Perdices

Como todos los días, Salvador Lafontaine cuelga sobre el muro la jaula de perdices y nada le importa que desde hace cuatro años, cuando aquellos días de helada que lo quemaron todo, ya no haya perdices, porque él las sigue escuchando y no admite la menor réplica sobre el asunto. El día para él transcurre de esa forma, es decir, al lado de la jaula, trajinando sobre las varetas de olivo que en sus manos diestras parecen más bien mantequilla o juncia. Un artista de eso, y a ver, a ver qué daño hace. Salvador Lafontaine no se mete con nadie, dicen que por no quebrar el trajín de sus perdices, que se pasan el día refiriendo historias de esos lejanos países que vuelan en la noche.

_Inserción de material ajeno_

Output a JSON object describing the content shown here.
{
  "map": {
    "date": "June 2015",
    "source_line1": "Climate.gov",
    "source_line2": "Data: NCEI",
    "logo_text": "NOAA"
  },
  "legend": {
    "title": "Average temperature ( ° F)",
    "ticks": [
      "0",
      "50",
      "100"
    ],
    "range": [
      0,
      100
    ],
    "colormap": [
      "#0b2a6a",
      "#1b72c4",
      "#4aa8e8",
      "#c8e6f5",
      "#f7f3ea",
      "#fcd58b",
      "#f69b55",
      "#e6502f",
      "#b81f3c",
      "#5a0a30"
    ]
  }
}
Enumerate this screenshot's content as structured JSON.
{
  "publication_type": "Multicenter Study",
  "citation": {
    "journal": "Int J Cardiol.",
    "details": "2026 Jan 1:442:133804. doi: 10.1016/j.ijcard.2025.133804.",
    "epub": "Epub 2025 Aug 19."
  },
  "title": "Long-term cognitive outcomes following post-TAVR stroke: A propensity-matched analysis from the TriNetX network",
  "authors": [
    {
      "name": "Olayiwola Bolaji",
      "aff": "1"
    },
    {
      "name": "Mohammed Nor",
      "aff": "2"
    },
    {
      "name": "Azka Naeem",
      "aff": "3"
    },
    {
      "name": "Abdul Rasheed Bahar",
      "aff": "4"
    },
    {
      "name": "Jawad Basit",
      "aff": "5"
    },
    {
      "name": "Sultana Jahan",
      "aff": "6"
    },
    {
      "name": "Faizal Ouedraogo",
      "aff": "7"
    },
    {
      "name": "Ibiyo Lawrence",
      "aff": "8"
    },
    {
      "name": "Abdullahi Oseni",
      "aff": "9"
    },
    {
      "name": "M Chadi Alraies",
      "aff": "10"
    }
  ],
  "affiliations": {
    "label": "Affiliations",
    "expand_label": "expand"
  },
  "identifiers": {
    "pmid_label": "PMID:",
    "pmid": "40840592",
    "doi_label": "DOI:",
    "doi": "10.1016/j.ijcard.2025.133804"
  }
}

Los domingos, todos los domingos sueltan por el pueblo dos autobuses llenos de turistas que se llevan el áspero aceite del molino, embutidos caseros, quesos sudados, piñonates y tortas del Carmona y con un poco de suerte las cestas de Salvador Lafontaine, que él cuelga de cualquier forma en el mismo clavo donde los otros días reposa la jaula perdicera. Él de eso vive, de eso y de la paguita de treinta mil pesetas que le sacó Mariano el del ayuntamiento cuando lo dejaron solo en este mundo y a ver de qué se iba a valer. De eso, quiero decir, y de escuchar durante horas sus perdices, temiendo que llegue la noche y al descolgar la jaula descubra que han volado.